Why "It's in My Checking Account" Is a Violation

Here's the trap that catches careful landlords. The most common way to hold a deposit — your regular business or personal checking account — fails on two of the three requirements at once. It's commingled with your funds, and most checking accounts don't bear interest. A landlord who deposits a tenant's $1,500 into the same account they use for everything else has violated the RLTO from day one, regardless of whether they ever intended to keep a cent of it.

And because the penalty is two times the deposit plus attorney's fees with no good-faith defense, "but the money was always there" doesn't help. The violation is the handling, not the loss.

The First-Month-Plus-Deposit Exception

The ordinance gives you exactly one bit of practical flexibility. You can accept the first month's rent and the security deposit together in a single check or electronic transfer, deposited into one account — but you have to transfer the deposit portion into the compliant separate account within 5 business days. It's a grace window for the practical reality of move-in payments, not a loophole. Blow past the 5 days and you're back in violation.

You Have to Tell the Tenant Where It Is

Holding the deposit correctly isn't enough — you also have to disclose where it lives. A written rental agreement must specify the financial institution where the deposit is held. If there's no written lease, you have to provide that information to the tenant in writing within 14 days of receiving the deposit. And if you ever move the deposit to a different institution, you have to notify the tenant within 14 days of the transfer.

This disclosure requirement is independent of the account requirement. You can hold the money perfectly and still violate the RLTO by never telling the tenant where it is.

The Cleanest Approaches

Open a dedicated, interest-bearing account at an Illinois bank that you use only for tenant deposits. Specify it in the lease. Pay the annual interest from it. Keep the records. That's the compliant path.

The alternative some landlords choose: avoid the account rules entirely by not taking a security deposit. Prepaid rent isn't subject to the separate-account and commingling rules the way a deposit is, and a true non-refundable move-in fee sits outside the deposit framework altogether. Whether that trade-off fits depends on your risk tolerance.

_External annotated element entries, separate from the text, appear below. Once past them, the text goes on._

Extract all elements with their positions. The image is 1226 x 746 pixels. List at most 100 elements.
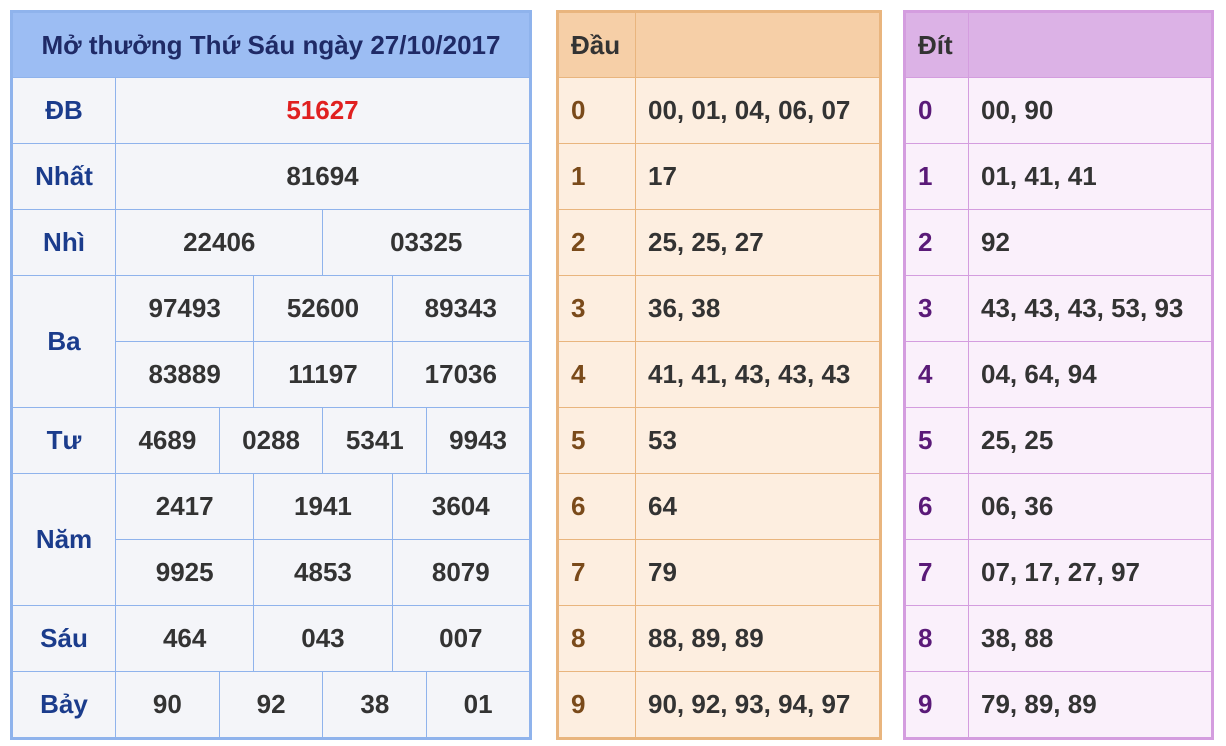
prize-row-bay: Bảy 90 92 38 01 <box>11 671 531 739</box>
dit-values: 25, 25 <box>968 407 1213 474</box>
dau-values: 88, 89, 89 <box>635 605 881 672</box>
prize-value: 9943 <box>426 407 531 474</box>
dau-row: 7 79 <box>557 539 881 606</box>
dit-row: 4 04, 64, 94 <box>904 341 1213 408</box>
dit-row: 6 06, 36 <box>904 473 1213 540</box>
dit-row: 3 43, 43, 43, 53, 93 <box>904 275 1213 342</box>
dau-key: 5 <box>557 407 636 474</box>
dit-key: 6 <box>904 473 969 540</box>
prize-value: 92 <box>218 671 324 739</box>
prize-value: 4853 <box>253 539 393 606</box>
results-title: Mở thưởng Thứ Sáu ngày 27/10/2017 <box>11 11 531 78</box>
dit-key: 8 <box>904 605 969 672</box>
dau-values: 17 <box>635 143 881 210</box>
prize-label-sau: Sáu <box>11 605 116 672</box>
dau-key: 0 <box>557 77 636 144</box>
results-table: Mở thưởng Thứ Sáu ngày 27/10/2017 ĐB 516… <box>10 10 532 740</box>
dit-key: 4 <box>904 341 969 408</box>
dau-header-blank <box>635 11 881 78</box>
dau-values: 64 <box>635 473 881 540</box>
dit-row: 2 92 <box>904 209 1213 276</box>
dit-values: 38, 88 <box>968 605 1213 672</box>
dau-key: 3 <box>557 275 636 342</box>
dit-values: 79, 89, 89 <box>968 671 1213 739</box>
dau-row: 2 25, 25, 27 <box>557 209 881 276</box>
dit-key: 1 <box>904 143 969 210</box>
dau-key: 6 <box>557 473 636 540</box>
prize-value: 043 <box>253 605 393 672</box>
prize-value: 97493 <box>114 275 255 342</box>
prize-row-db: ĐB 51627 <box>11 77 531 144</box>
prize-row-ba: Ba 97493 52600 89343 <box>11 275 532 408</box>
dau-values: 79 <box>635 539 881 606</box>
prize-row-nhat: Nhất 81694 <box>11 143 531 210</box>
dit-values: 43, 43, 43, 53, 93 <box>968 275 1213 342</box>
prize-value: 4689 <box>115 407 220 474</box>
dau-row: 6 64 <box>557 473 881 540</box>
dit-row: 7 07, 17, 27, 97 <box>904 539 1213 606</box>
prize-value: 81694 <box>115 143 531 210</box>
dau-key: 8 <box>557 605 636 672</box>
prize-label-nhi: Nhì <box>11 209 116 276</box>
dau-row: 3 36, 38 <box>557 275 881 342</box>
dau-key: 2 <box>557 209 636 276</box>
prize-value: 11197 <box>253 341 393 408</box>
dit-values: 01, 41, 41 <box>968 143 1213 210</box>
prize-label-bay: Bảy <box>11 671 116 739</box>
dit-values: 00, 90 <box>968 77 1213 144</box>
dau-row: 4 41, 41, 43, 43, 43 <box>557 341 881 408</box>
dau-values: 00, 01, 04, 06, 07 <box>635 77 881 144</box>
dit-row: 1 01, 41, 41 <box>904 143 1213 210</box>
prize-value: 464 <box>114 605 255 672</box>
dit-key: 2 <box>904 209 969 276</box>
dit-values: 92 <box>968 209 1213 276</box>
dit-row: 9 79, 89, 89 <box>904 671 1213 739</box>
dau-values: 90, 92, 93, 94, 97 <box>635 671 881 739</box>
dau-row: 1 17 <box>557 143 881 210</box>
prize-value: 83889 <box>114 341 255 408</box>
prize-value: 90 <box>115 671 220 739</box>
prize-value: 2417 <box>114 473 255 540</box>
dit-key: 5 <box>904 407 969 474</box>
dau-values: 25, 25, 27 <box>635 209 881 276</box>
prize-value: 38 <box>322 671 428 739</box>
dit-table: Đít 0 00, 90 1 01, 41, 41 2 92 3 43, 43, 43,… <box>903 10 1214 740</box>
dit-values: 06, 36 <box>968 473 1213 540</box>
dit-key: 7 <box>904 539 969 606</box>
dit-key: 9 <box>904 671 969 739</box>
prize-label-tu: Tư <box>11 407 116 474</box>
prize-row-sau: Sáu 464 043 007 <box>11 605 532 672</box>
dit-key: 0 <box>904 77 969 144</box>
dau-key: 1 <box>557 143 636 210</box>
dau-header: Đầu <box>557 11 636 78</box>
dau-key: 7 <box>557 539 636 606</box>
prize-value: 0288 <box>218 407 324 474</box>
dau-values: 36, 38 <box>635 275 881 342</box>
prize-value: 5341 <box>322 407 428 474</box>
prize-value: 8079 <box>391 539 532 606</box>
dau-row: 0 00, 01, 04, 06, 07 <box>557 77 881 144</box>
dit-values: 04, 64, 94 <box>968 341 1213 408</box>
prize-value: 01 <box>426 671 531 739</box>
dau-row: 9 90, 92, 93, 94, 97 <box>557 671 881 739</box>
dit-header-blank <box>968 11 1213 78</box>
prize-label-ba: Ba <box>11 275 116 408</box>
prize-value: 51627 <box>115 77 531 144</box>
dau-key: 9 <box>557 671 636 739</box>
dau-values: 41, 41, 43, 43, 43 <box>635 341 881 408</box>
prize-label-nhat: Nhất <box>11 143 116 210</box>
prize-label-db: ĐB <box>11 77 116 144</box>
prize-value: 03325 <box>322 209 531 276</box>
dau-key: 4 <box>557 341 636 408</box>
dau-table: Đầu 0 00, 01, 04, 06, 07 1 17 2 25, 25, 27 … <box>556 10 882 740</box>
prize-label-nam: Năm <box>11 473 116 606</box>
prize-value: 007 <box>391 605 532 672</box>
prize-value: 22406 <box>114 209 324 276</box>
dau-row: 5 53 <box>557 407 881 474</box>
dit-row: 5 25, 25 <box>904 407 1213 474</box>
prize-value: 17036 <box>391 341 532 408</box>
dit-row: 0 00, 90 <box>904 77 1213 144</box>
prize-value: 1941 <box>253 473 393 540</box>
dau-values: 53 <box>635 407 881 474</box>
prize-value: 52600 <box>253 275 393 342</box>
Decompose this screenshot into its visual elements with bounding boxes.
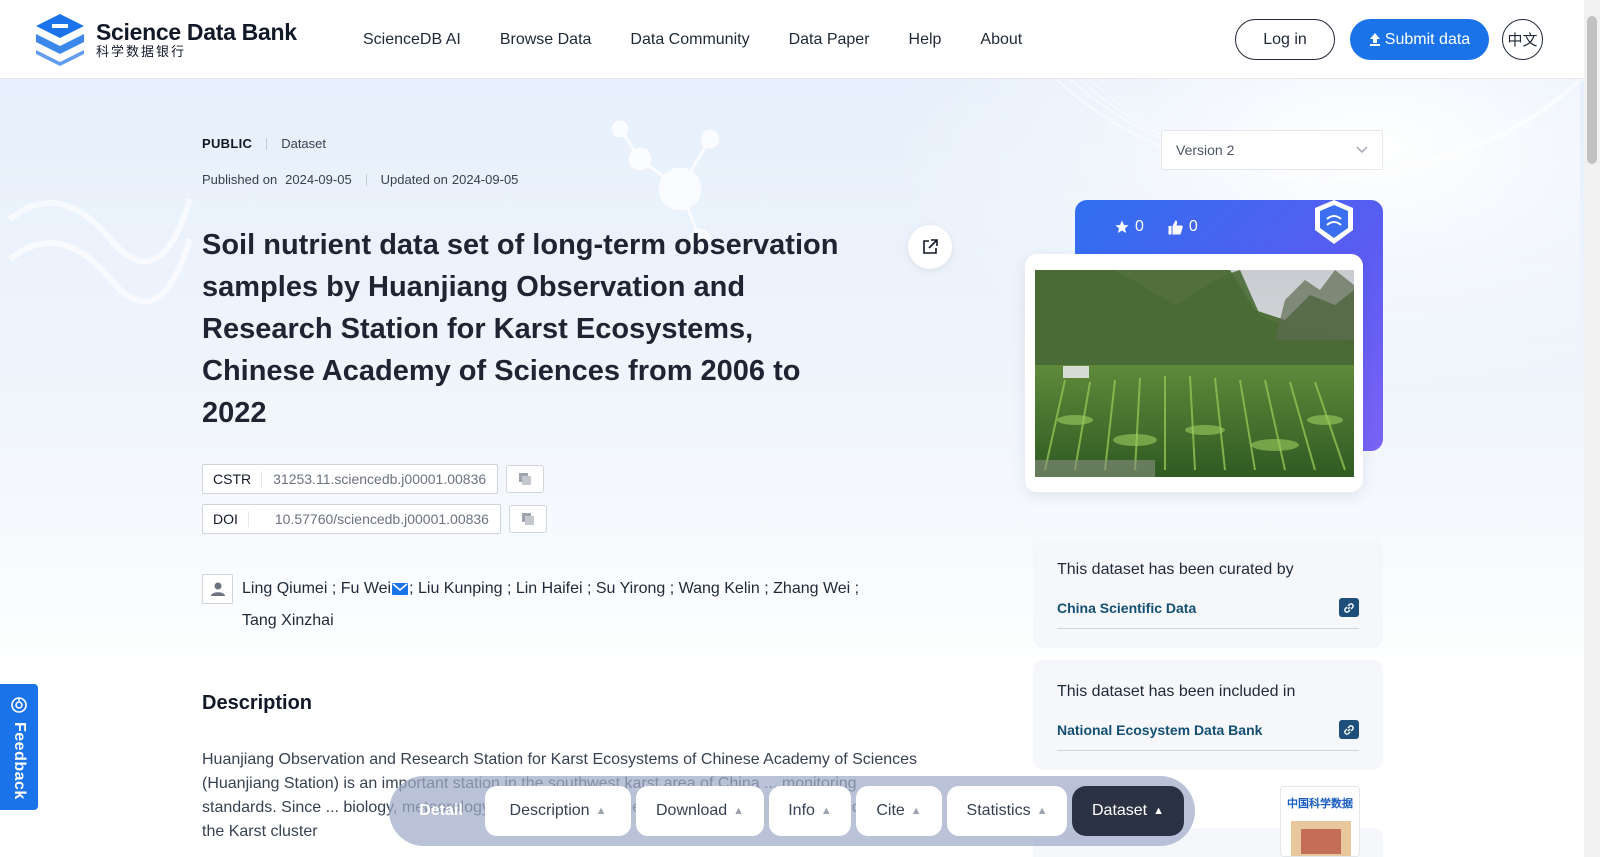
logo-title: Science Data Bank	[96, 19, 297, 45]
star-icon	[1115, 220, 1129, 233]
cstr-label: CSTR	[203, 471, 263, 487]
nav-browse-data[interactable]: Browse Data	[481, 31, 612, 49]
version-value: Version 2	[1176, 142, 1235, 158]
dataset-photo[interactable]	[1035, 270, 1354, 477]
copy-doi-button[interactable]	[508, 505, 547, 533]
chevron-down-icon	[1356, 146, 1368, 153]
doi-label: DOI	[203, 511, 249, 527]
certified-badge-icon	[1315, 200, 1353, 244]
external-link-icon[interactable]	[1339, 720, 1359, 739]
cstr-field: CSTR 31253.11.sciencedb.j00001.00836	[202, 464, 499, 494]
tab-statistics[interactable]: Statistics ▲	[947, 786, 1067, 836]
tab-cite[interactable]: Cite ▲	[856, 786, 942, 836]
authors-part-1[interactable]: Ling Qiumei ; Fu Wei	[242, 580, 391, 597]
included-card: This dataset has been included in Nation…	[1033, 660, 1383, 770]
tab-dataset[interactable]: Dataset ▲	[1072, 786, 1184, 836]
doi-row: DOI 10.57760/sciencedb.j00001.00836	[202, 504, 547, 534]
copy-icon	[521, 513, 534, 525]
thumbs-up-icon	[1168, 220, 1183, 234]
nav-help[interactable]: Help	[890, 31, 962, 49]
cstr-value[interactable]: 31253.11.sciencedb.j00001.00836	[262, 471, 497, 487]
feedback-label: Feedback	[11, 722, 28, 800]
authors-block: Ling Qiumei ; Fu Wei ; Liu Kunping ; Lin …	[202, 574, 882, 637]
page-scrollbar[interactable]	[1584, 0, 1600, 857]
nav-sciencedb-ai[interactable]: ScienceDB AI	[344, 31, 481, 49]
top-header: Science Data Bank 科学数据银行 ScienceDB AI Br…	[0, 0, 1584, 79]
chevron-up-icon: ▲	[1153, 805, 1165, 817]
doi-field: DOI 10.57760/sciencedb.j00001.00836	[202, 504, 501, 534]
main-nav: ScienceDB AI Browse Data Data Community …	[344, 0, 1042, 79]
feedback-tab[interactable]: Feedback	[0, 684, 38, 810]
chevron-up-icon: ▲	[910, 805, 922, 817]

The full deposit framework is in the Chicago Security Deposit Laws guide for landlords, and the penalty for getting any of this wrong is detailed in the penalty for not returning a deposit. Dweller IQ can confirm whether your current setup is compliant before a tenant tests it.

Key Takeaways

  • Chicago deposits must be held in a separate, federally insured, interest-bearing account at an Illinois institution (§5-12-080(a))
  • A regular checking account usually fails twice over — commingled and non-interest-bearing — making it a violation from day one
  • The deposit legally remains the tenant's property and is shielded from the landlord's creditors
  • You may collect first month's rent and the deposit together, but must move the deposit to the compliant account within 5 business days
  • You must tell the tenant where the deposit is held — in the written lease, or in writing within 14 days — and within 14 days of any transfer
  • Holding the money safely but in the wrong account, or never disclosing its location, still triggers the two-times penalty
Disclaimer This article is for informational purposes only and does not constitute legal advice. Laws and ordinances may change. For guidance specific to your situation, consult a licensed Chicago attorney.